0

I have a python server listening to POST from an external server.I expect two JSON documents for every incident happening on the external server. One of the fields in the JSON documents is a unique_key which can be used to identify that these two documents belong together. Upon recieving the JSON documents, my python server sticks into elasticsearch. The two documents related to the incident will be indexed in the elastic search as follows.

/my_index/doc_type/doc_1

/my_index/doc_type/doc_2

i.e the documents belong to the same index and has the same document type. But I don't have an easy way to know that these two documents are related. I want to do some processing before inserting into ElasticSearch when I can use the unique_key on the two documents to link these two. What are your thoughts on doing some normalization across the two documents and merging them into a single JSON document. It has to be remembered that I will be recieving a large number of such documents per second. I need some temporary storage to store and process the JSON documents. Can some one give some suggestions for approaching this problem.

As updated I am adding the basic structure of the JSON files here.

json_1

{
    "msg": "0",
    "tdxy": "1",
    "data": {

        "Metric": "true",
        "Severity": "warn",

        "Message": {
            "Session": "None",
            "TransId": "myserver.com-14d9e013794",
            "TransName": "dashboard.action",
            "Time": 0,
            "Code": 0,
            "CPUs": 8,
            "Lang": "en-GB",
            "Event": "false",
        },
        "EventTimestamp": "1433192761097"
    },
    "Timestamp": "1433732801097",
    "Host": "myserver.myspace.com",
    "Group": "UndefinedGroup"
}

json_2

{
    "Message": "Hello World",
    "Session": "4B5ABE9B135B7EHD49343865C83AD9E079",
    "TransId": "myserver.com-14d9e013794",  
    "TransName": "dashboard.action"
    "points": [
        {
            "Name": "service.myserver.com:9065",
            "Host": "myserver.com",
            "Port": "9065",

        }
    ],
    "Points Operations": 1,
    "Points Exceeded": 0,
    "HEADER.connection": "Keep-Alive",
    "PARAMETER._": "1432875392706",
}

I have updated the code as per the suggestion.

      if rx_buffer:
           txid = json.loads(rx_buffer)['TransId']
            if `condition_1`: 
                res = es.index(index='its', doc_type='vents', id=txid, body=rx_buffer)
                print(res['created'])
            elif `condition_2`:
                res = es.update(index='its', doc_type='vents', id=txid, body={"f_vent":{"b_vent":rx_buffer}})                                                              

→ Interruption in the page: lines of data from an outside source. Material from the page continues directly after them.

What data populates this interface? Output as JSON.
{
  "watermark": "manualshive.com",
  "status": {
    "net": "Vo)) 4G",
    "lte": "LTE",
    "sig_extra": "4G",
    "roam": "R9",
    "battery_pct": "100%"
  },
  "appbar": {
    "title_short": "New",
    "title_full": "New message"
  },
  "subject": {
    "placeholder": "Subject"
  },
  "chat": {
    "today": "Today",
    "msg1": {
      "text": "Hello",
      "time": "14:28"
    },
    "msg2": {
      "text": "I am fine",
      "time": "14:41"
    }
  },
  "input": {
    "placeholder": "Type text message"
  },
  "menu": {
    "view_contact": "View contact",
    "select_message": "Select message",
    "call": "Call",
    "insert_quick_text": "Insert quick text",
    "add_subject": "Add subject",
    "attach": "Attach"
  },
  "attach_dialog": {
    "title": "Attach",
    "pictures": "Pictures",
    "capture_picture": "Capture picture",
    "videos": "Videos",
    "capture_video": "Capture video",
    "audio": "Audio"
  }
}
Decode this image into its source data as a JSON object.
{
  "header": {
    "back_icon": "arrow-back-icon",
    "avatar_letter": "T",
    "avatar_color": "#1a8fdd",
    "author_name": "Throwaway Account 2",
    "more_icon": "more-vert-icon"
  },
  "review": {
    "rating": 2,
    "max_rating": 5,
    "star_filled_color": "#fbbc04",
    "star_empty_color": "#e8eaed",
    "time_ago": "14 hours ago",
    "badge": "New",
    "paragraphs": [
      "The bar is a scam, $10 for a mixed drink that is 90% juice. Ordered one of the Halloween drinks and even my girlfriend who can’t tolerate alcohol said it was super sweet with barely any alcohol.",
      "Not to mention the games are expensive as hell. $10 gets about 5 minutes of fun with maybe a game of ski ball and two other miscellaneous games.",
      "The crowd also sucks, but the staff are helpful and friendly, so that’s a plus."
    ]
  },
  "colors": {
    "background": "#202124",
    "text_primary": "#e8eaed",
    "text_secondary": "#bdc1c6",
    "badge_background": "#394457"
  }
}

I get the following error.

 File "/usr/lib/python2.7/site-packages/elasticsearch/transport.py", line 307, in perform_request
    status, headers, data = connection.perform_request(method, url, params, body, ignore=ignore, timeout=timeout)
  File "/usr/lib/python2.7/site-packages/elasticsearch/connection/http_urllib3.py", line 89, in perform_request
    self._raise_error(response.status, raw_data)
  File "/usr/lib/python2.7/site-packages/elasticsearch/connection/base.py", line 105, in _raise_error
    raise HTTP_EXCEPTIONS.get(status_code, TransportError)(status_code, error_message, additional_info)
RequestError: TransportError(400, u'ActionRequestValidationException[Validation Failed: 1: script or doc is missing;]')
liv2hak
  • 14,472
  • 53
  • 157
  • 270
  • Are those two documents similar in structure (since they have the same mapping type) or do they carry different fields and are just related by the `unique_key`? Have you thought about using [`parent/child`](https://www.elastic.co/guide/en/elasticsearch/guide/current/parent-child.html) relationships and making one document the parent of the other? – Val May 31 '15 at 04:47
  • @Val - These documents carry different fields.They are essentially related by the `unique_key`. I haven't looked into into the parent/child relationships.Will look into it now. – liv2hak May 31 '15 at 06:26
  • Ok, then I'd say that if they carry different fields, you have three options: 1) have two different mapping types and use parent/child relationship, 2) merge both together into a single document or 3) embed one document into another using [`nested` objects](https://www.elastic.co/guide/en/elasticsearch/reference/current/mapping-nested-type.html). If you can show some sample documents, we can better decide which option is best for you. – Val May 31 '15 at 06:56
  • @val - Can I use nested objects if there is a delay of say `1 minute` between recieving two JSON documents. What I am asking is can I updated a nested section inside a document already in elasticsearch and keep my server stateless. – liv2hak Jun 02 '15 at 22:58
  • Yes, it's definitely possible to do it. You index the first document when it comes along and then you update it with the `my_index/doc_type/unique_key/_update` endpoint and add/modify the nested field containing the second document. – Val Jun 03 '15 at 02:22
  • @Val - I don't have the unique key `document_id`. I am using XPOST. – liv2hak Jun 03 '15 at 02:24
  • At this point you should show a bit more of your two documents. Please update your post with anything relevant so that we can better help you. – Val Jun 03 '15 at 02:26
  • @val - I have added the skeletal strucutre of the two JSON documents so that you can get a better idea. – liv2hak Jun 03 '15 at 02:38
  • 1
    Thanks, so you're receiving `json1` first and then `json2` minutes later, correct? I guess your `unique_key` is `"TransId": "myserver.com-14d9e013794"` (i.e. the only field both documents have in common)? – Val Jun 03 '15 at 02:43
  • @Val - yes.The time between the two documents is around 1 minute.(60 secs). Yes `TransId` is the `unique_key`. There are a coupld of other fields that are shared but I would like to preserve the structure as is. – liv2hak Jun 03 '15 at 02:45

1 Answers1

1

The code below makes the assumption you're using the official elasticsearch-py library, but it's easy to transpose the code to another library.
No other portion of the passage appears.